2018 Friday Poster 6626
Friday, November 2, 2018 | Poster Session I, Metcalf Small | 3pm
Quantifier Relationships in the Lexicon: Scalar Competence and Performance
J. Grinstead, M. Oates, M. Nieves-Rivera, R. Padilla-Reyes
Children are delayed in rejecting distributive quantifiers in collective contexts and collective quantifiers in distributive contexts until roughly 10 (e.g. Hanlon 1986, Brooks & Braine 1996, Brooks et al. 1998, Pagliarini et al. 2012, Syrett & Musolino 2013, de Koster et al. 2016, 2017). Dotlačil (2010) proposes to account for this gradual development as a delayed emergence of a pragmatic scale of collectivity-distributivity, which we refer to as the Pragmatic Scale Hypothesis. Pagliarini et al. (2012) show that children’s decreasing acceptance of the Italian distributive quantifier ciascun as collective predicts children’s decreasing judgments of the plural definite article i as distributive, as expected on the Pragmatic Scale account, wherein ciascun’s distributive entailment anchors a pragmatic collective-distributive scale, and i derives its collective meaning via implicature. Padilla-Reyes et al. (2017) demonstrate a similar relationship between the distributive quantifier cada and the plural collective quantifiers los and unos. It is possible that executive function abilities, including inhibition, are relevant to drawing pragmatic inferences, including scalar implicatures (e.g. Kapa & Colombo 2014, though cf. Janssens et al. 2014).
Research Questions
Given these findings, the current study seeks to determine: 1) whether similar predictive relationships among distributive and collective quantifiers exist in child English, 2) whether the development of executive function abilities (attention, inhibition and non-verbal working memory, as in Miyake et al. 2000) helps explain the development of the scalar component of collective interpretations in child English and Spanish and 3) whether general lexical development indexes the distributive entailment of cada/each.
Methods
To answer these questions, an SES- and age-matched sample of monolingual Spanish-speaking children in Puerto Rico (n=31, mean age=95.25 months, SD=7.43) and English-speaking children in the Midwestern US (n=29, mean age=95.38 months, SD=7.65) were given a video- recorded Truth Value Judgment Task (TVJT – Crain & McKee 1985). Children were asked to affirm or reject the critical final sentences of each TVJT, which included predicates that occurred with quantifiers that varied by distributivity (distributive: each/cada; collective: the/los, some/unos), crossed with distributive/collective visual video contexts.
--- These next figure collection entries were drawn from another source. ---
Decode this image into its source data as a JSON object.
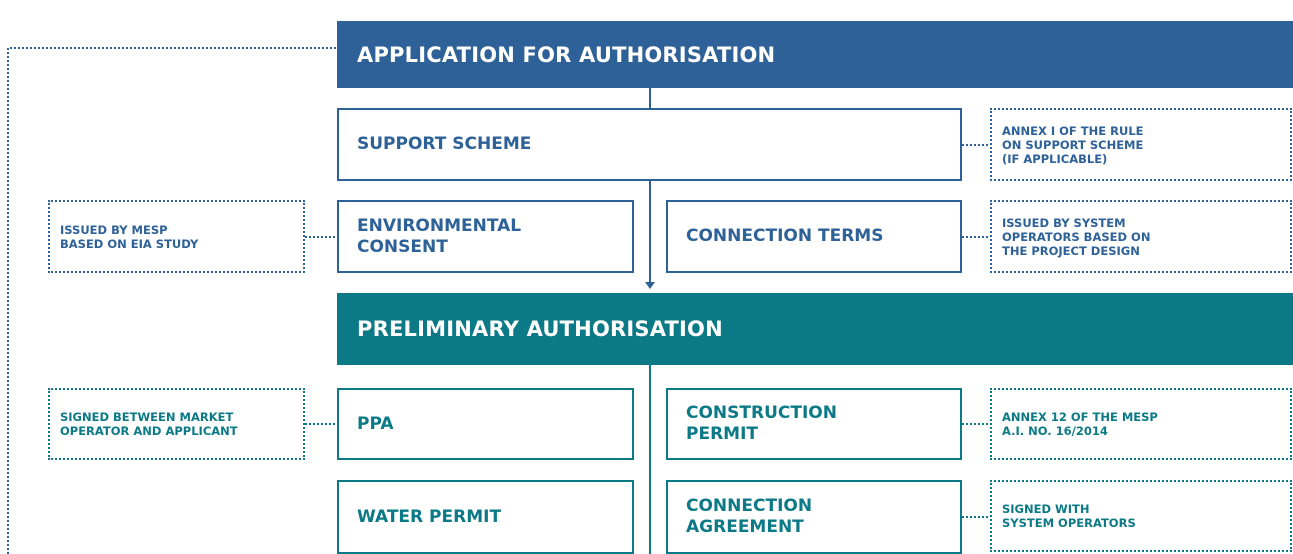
{
  "header": {
    "title": "APPLICATION FOR AUTHORISATION"
  },
  "support_scheme": {
    "label": [
      "SUPPORT SCHEME"
    ],
    "note": [
      "ANNEX I OF THE RULE",
      "ON SUPPORT SCHEME",
      "(IF APPLICABLE)"
    ]
  },
  "environmental_consent": {
    "label": [
      "ENVIRONMENTAL",
      "CONSENT"
    ],
    "note": [
      "ISSUED BY MESP",
      "BASED ON EIA STUDY"
    ]
  },
  "connection_terms": {
    "label": [
      "CONNECTION TERMS"
    ],
    "note": [
      "ISSUED BY SYSTEM",
      "OPERATORS BASED ON",
      "THE PROJECT DESIGN"
    ]
  },
  "preliminary": {
    "title": "PRELIMINARY AUTHORISATION"
  },
  "ppa": {
    "label": [
      "PPA"
    ],
    "note": [
      "SIGNED BETWEEN MARKET",
      "OPERATOR AND APPLICANT"
    ]
  },
  "construction_permit": {
    "label": [
      "CONSTRUCTION",
      "PERMIT"
    ],
    "note": [
      "ANNEX 12 OF THE MESP",
      "A.I. NO. 16/2014"
    ]
  },
  "water_permit": {
    "label": [
      "WATER PERMIT"
    ]
  },
  "connection_agreement": {
    "label": [
      "CONNECTION",
      "AGREEMENT"
    ],
    "note": [
      "SIGNED WITH",
      "SYSTEM OPERATORS"
    ]
  }
}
Children were independently given 3 subtests of the EXAMINER executive function battery (Kramer et al. 2014) and the TVIP/PPVT (Dunn & Lugo 1986) tests of lexical development.
Analysis, Results & Implications
Results showed that: 1) Acceptance of distributive each in collective pragmatic contexts in child English predicted acceptance of both the and some in distributive pragmatic contexts (Figures 1 & 2). 2) Inhibition scores from the Flanker task, possibly relevant to drawing inferences, predicted Spanish-English child judgments of unos/some and los/the, but not cada/each, consistent with Dotlačil’s claim that the collectives derive their meanings via implicatures, while the distributive (cada/each) derives its meaning by entailment. 3) TVIP and PPVT scores were predictive of the acceptance of cada/each. We discuss cada/each as a mediator between general lexical development and the interpretations of unos/some and los/the, which constitute ontologically distinct components of the distributive-collective pragmatic scale.